I’ll keep this list to riders who appeared in my list of yellow jersey contenders. Read it and weep (for them).

  • Alejandro Valverde – 1m08s
  • Alberto Contador – 1m45s
  • Nairo Quintana – 1m45s
  • Joaquim Rodriguez – 2m06s
  • Andy Schleck – 3m34s
  • Cadel Evans – 4m13s
  • Ryder Hesjedal – 8m15s
  • Tejay Van Garderen – 12m15s

Froome’s team-mate, Richie Porte, finished second, 51 seconds down and looked creepily chilled-out for much of the climb. I think it’s just that he doesn’t have a particularly expressive face though.

Of the above riders, Quintana deserves respect, because he attacked on the penultimate climb and gained a minute on everyone, which will have taken a lot of effort. To still finish among the leaders having been caught warrants a ‘chapeau!’ and he may have a bit more in the bank than the others.

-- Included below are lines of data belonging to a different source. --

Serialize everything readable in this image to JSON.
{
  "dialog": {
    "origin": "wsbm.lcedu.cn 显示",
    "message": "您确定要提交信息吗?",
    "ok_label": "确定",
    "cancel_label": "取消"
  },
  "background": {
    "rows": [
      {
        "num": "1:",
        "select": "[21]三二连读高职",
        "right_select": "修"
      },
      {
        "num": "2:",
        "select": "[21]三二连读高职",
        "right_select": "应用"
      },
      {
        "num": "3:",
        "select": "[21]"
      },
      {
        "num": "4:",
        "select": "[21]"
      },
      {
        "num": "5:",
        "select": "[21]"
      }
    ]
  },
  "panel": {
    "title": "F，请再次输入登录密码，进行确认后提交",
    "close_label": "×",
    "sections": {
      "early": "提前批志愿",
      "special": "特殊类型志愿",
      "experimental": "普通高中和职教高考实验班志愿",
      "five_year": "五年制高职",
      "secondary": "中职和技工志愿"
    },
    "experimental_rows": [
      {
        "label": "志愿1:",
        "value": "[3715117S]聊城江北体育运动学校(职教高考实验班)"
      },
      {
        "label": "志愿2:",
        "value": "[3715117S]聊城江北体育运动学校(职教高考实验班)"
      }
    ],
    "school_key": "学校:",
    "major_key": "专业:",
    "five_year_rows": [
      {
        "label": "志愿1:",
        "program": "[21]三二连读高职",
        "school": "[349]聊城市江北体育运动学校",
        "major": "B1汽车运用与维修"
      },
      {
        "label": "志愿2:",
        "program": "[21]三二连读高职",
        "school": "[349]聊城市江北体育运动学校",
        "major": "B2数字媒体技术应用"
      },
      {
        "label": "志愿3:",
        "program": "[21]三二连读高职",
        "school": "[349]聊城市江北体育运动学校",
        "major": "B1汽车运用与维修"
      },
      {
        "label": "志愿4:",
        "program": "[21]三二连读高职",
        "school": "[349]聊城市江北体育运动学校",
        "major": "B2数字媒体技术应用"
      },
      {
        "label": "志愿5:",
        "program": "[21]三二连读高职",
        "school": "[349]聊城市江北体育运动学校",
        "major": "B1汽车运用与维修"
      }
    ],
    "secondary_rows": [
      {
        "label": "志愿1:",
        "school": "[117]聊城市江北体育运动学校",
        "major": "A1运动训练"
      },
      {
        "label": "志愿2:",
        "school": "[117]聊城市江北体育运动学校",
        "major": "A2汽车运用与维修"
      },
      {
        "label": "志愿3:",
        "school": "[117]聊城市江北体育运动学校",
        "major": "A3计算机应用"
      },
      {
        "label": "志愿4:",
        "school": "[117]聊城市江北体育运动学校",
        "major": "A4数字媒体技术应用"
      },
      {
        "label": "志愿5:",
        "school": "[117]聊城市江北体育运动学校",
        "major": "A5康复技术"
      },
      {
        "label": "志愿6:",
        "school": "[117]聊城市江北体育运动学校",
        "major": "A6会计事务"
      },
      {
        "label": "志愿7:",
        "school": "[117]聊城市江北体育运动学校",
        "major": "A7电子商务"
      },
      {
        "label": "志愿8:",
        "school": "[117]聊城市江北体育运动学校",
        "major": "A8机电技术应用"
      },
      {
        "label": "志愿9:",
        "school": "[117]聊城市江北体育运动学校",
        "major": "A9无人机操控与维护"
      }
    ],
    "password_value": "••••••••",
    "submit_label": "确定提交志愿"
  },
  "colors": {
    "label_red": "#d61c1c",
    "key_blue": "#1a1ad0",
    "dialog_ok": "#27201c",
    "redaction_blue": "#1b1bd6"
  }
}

Contador recorded the same time as Quintana, but had to be paced in by team-mate Roman Kreuziger and looked really messy, pedalling pretty much like me for the last couple of kilometres.

Stage nine

A kind of persistently mountainous stage, but with a long descent to finish. Expect a breakaway (quite possibly including Tommy Voeckler).